Friday 21 October 2016

How Are You Today?

Maybe my wife knows me too well, or maybe she misreads my actions. I am accused frequently of being unsociable but I prefer to consider myself intolerant to small talk and incongruity. Yes, I do feel awkward when nothing worth saying comes to mind. How I envy my son who as a child goes up to another child and says ‘I’m Tim, who are you? What shall we do now?’; so uninhibited but a genuine willingness on both parties to share some time together.

I am an introvert by nature but always happy to chat with another person if the subject matter is interesting and worthy of debate. Put me with people who have something interesting to say and I’ll join in with enthusiasm.

However, there is a big difference between a person with something interesting to say and a person who thinks you should be interested in what they have to say. And in the hierarchy of interesting topics, I would rather debate the corruption of bible translations with Jehovah’s Witnesses than be bothered at all by the parasitical thief of time known as telephone sales.

I know what you’re going to say, these guys are just doing a job and it is nothing personal. That may be true but what they say is also scripted, mind numbingly soul destroying and could only possibly be accomplished happily by the very people I would never strike up a decent conversation with: no small talk, no gossip, no soap operas, no scripted reality TV, no reality TV, no magazines, no supercilious drivel. I have no idea what they are selling and I don't want to know; I do not want to buy it. If I needed it I would buy it. If I don’t need it, there will be a sales person trying to convince me that I do.

The demarcation line is easy to see; if they have to sell it to you then you don’t need it. Not only that but if you do buy that insurance against being sold dodgy insurance, that will never pay out because you would have to pay in for 30 years before the insurance becomes valid (but you do get a really nice cheap pen that you pay for out of your first month’s premium), it will be you that pays commission to the person who phoned you up in the middle of dinner when it was most inconvenient. In short, they want you to pay them money for phoning you up and selling you an expensive white elephant.

At a time when the world is in debt and people with maxed out credit cards are trying to cut out the expenses in their life, you get more and more nuisance phone calls where reluctant employees are trying to sell you nothing for as big a profit as possible.

And it all starts when you pick up the phone and that voice says, “Hello Mr Ward. My name is Bob. How are you today?”

Of course I don’t mean to be rude but it is at that point that I hang up. Bob has already committed a cardinal sin. He does not know me and the probability is that he has absolutely no concern for my health and well being. He does not want to know how I am; he wants to draw up a verbal contract that means I want to do business with him. I don’t. How can anyone conduct business with a modicum of faith if the person begins the contract with such a disingenuous question? It is scripted of course by those who spend their business life making money out of the gullible and those not accustomed to critical thinking. Don't get me wrong; we've all been there at some time in our lives, sucked into the moment and then wishing afterwards that we had never even answered the phone.
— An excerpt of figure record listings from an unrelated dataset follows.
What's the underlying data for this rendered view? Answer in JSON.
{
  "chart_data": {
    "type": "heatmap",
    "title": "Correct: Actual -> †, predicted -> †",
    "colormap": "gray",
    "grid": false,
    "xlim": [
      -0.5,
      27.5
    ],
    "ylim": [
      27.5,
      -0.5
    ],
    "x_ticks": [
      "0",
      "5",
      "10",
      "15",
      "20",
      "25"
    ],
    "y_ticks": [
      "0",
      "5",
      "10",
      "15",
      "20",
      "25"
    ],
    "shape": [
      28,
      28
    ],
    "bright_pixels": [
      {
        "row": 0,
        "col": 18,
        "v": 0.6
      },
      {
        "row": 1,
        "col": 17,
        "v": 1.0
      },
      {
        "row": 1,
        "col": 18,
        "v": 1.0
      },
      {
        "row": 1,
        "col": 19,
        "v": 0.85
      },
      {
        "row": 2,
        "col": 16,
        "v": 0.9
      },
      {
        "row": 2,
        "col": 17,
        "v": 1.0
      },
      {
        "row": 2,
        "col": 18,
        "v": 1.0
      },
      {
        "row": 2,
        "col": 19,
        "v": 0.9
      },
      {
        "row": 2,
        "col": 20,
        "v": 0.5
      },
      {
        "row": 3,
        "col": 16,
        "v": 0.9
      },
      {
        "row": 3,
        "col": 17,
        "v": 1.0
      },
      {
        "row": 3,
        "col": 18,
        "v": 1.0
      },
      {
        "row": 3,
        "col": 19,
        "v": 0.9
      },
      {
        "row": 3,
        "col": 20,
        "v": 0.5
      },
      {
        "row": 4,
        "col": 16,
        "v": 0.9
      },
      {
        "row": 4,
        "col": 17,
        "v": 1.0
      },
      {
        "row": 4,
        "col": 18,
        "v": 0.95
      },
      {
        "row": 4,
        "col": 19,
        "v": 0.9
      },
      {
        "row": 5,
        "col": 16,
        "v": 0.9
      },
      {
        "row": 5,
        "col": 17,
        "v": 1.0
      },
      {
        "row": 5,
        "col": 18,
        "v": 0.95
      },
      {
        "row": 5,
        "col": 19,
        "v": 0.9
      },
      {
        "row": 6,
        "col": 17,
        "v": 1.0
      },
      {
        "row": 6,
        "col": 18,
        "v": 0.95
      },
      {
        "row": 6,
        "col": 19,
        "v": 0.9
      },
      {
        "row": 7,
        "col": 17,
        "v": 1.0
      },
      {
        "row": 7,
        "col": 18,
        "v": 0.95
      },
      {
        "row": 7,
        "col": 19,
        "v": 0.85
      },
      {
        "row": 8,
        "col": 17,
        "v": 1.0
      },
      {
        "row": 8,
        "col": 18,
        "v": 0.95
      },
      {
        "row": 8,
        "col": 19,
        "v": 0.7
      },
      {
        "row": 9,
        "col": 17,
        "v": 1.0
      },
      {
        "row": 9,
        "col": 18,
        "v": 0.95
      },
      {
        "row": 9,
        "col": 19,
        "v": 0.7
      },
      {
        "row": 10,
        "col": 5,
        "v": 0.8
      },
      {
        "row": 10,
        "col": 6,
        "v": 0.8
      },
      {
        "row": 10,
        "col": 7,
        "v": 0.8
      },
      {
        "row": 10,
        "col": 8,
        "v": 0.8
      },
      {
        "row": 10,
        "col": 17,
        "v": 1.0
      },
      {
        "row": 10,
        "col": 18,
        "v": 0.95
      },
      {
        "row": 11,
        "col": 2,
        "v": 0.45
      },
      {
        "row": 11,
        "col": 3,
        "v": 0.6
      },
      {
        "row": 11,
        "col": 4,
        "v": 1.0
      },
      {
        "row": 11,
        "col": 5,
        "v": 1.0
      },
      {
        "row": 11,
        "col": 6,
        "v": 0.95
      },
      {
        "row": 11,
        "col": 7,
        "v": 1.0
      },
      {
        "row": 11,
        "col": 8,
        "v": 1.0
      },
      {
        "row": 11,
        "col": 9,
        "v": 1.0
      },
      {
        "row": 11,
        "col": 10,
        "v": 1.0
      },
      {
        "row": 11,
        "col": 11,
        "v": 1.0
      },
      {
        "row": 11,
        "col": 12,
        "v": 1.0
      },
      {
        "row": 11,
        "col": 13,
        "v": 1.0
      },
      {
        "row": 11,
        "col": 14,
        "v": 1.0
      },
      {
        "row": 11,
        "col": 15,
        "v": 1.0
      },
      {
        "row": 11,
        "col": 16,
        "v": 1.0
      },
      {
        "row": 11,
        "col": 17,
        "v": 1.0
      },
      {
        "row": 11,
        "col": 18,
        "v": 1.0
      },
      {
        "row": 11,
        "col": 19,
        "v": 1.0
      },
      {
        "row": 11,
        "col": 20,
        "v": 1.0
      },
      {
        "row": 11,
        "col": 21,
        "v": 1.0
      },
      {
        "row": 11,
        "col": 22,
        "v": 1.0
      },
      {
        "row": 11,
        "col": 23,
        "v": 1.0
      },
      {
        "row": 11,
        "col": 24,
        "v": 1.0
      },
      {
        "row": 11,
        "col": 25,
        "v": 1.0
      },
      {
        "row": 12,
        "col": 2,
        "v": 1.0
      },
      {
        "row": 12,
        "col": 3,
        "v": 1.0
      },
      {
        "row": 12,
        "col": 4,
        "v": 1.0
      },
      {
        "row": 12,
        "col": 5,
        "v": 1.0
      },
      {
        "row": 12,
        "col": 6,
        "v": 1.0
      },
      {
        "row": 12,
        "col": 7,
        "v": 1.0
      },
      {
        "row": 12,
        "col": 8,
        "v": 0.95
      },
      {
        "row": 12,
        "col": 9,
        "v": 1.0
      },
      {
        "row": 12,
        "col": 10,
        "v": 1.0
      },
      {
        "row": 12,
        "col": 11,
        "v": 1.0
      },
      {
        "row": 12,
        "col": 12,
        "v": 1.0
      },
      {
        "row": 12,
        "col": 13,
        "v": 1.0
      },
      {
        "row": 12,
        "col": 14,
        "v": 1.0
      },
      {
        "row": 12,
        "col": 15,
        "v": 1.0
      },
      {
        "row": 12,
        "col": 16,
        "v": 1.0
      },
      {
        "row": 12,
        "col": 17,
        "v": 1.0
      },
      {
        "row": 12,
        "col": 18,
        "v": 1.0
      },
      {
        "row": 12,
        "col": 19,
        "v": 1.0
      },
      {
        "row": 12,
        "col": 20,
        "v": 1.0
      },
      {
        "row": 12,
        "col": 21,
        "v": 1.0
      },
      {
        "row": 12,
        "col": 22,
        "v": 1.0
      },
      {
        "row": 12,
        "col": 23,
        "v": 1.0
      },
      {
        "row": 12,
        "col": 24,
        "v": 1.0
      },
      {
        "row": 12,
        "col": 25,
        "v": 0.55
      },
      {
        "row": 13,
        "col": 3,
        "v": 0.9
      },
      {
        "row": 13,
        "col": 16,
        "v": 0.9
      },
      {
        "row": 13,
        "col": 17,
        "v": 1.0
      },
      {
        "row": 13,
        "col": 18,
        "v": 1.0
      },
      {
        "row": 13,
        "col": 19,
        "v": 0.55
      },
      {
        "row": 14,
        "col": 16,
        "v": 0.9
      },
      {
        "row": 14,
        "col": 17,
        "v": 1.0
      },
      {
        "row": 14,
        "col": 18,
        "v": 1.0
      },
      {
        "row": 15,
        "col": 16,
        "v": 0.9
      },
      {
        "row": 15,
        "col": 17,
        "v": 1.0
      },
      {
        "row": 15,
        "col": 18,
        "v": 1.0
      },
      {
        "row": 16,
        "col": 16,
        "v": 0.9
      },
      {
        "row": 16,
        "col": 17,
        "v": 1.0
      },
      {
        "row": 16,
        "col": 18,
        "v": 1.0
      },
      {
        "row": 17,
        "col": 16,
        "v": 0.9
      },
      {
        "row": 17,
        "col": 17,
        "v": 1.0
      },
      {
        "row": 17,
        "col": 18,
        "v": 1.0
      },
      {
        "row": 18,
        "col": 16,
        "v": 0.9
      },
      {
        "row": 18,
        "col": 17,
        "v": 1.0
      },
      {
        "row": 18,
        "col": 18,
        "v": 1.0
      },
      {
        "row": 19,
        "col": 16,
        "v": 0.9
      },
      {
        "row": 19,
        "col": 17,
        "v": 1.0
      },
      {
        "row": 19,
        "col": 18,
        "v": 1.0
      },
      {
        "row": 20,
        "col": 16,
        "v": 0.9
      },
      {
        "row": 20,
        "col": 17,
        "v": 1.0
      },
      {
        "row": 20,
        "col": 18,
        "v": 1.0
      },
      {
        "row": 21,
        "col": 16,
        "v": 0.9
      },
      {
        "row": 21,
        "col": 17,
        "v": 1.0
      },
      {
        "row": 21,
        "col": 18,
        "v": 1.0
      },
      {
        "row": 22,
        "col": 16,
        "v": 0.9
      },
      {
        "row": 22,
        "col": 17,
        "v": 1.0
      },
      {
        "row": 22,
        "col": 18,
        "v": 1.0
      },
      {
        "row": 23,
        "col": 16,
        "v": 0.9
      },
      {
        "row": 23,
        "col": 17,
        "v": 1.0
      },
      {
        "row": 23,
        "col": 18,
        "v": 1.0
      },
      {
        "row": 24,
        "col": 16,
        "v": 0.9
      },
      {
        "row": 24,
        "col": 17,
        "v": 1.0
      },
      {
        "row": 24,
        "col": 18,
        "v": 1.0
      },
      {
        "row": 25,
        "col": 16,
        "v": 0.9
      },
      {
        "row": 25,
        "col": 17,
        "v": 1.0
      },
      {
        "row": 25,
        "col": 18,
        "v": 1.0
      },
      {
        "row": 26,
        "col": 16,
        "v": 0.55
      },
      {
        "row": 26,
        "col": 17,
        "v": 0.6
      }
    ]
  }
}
I could reply, “I was doing really great until you phoned up” but that is still dialogue and encourages rapport. I rather like John Locke’s idea (8 Out of Ten Cats Does Countdown) of asking the guy to hang on while he gets some documentation and just leaves the phone off the hook while he goes and finishes dinner.

If I were given the choice between having to bat away telesales calls three times a week or swapping my shower scrunchy for a tic-infested hedgehog with flatulent tendencies, I reckon the hedgehog might just edge it if it were not for the case that no matter how many preference call systems you sign up to there are just as many sales companies that do not subscribe to it.

The wider connotations of telesales is always going to be tied to predatory practices to sell successfully things that people would seldom buy, mostly because the cost is beyond their ability to pay for it. Marketing would argue that if they did not call then you might miss out on an opportunity. But what we don’t know about we don’t miss right? I really don’t need hundreds of desk chained, commission based, poor students telling me what I might miss or rent desperate, soul defeated automatons who hate their job, alerting me to buy something that in another fantasy world I might actually entertain purchasing the equivalent of an arctic-safe ice machine that runs on polar bear droppings.

A solution comes to mind that I might even try one day. Perhaps I should declare from the beginning of the conversation that I charge £1000 an hour for my time and an initial call charge is £100 (payable in advance), so if the caller would like to pay it and give me company details and a billing address for the remaining time, they can talk to me about anything they want. Then when they ask ‘How are you today?’ my response will be at their expense and not mine.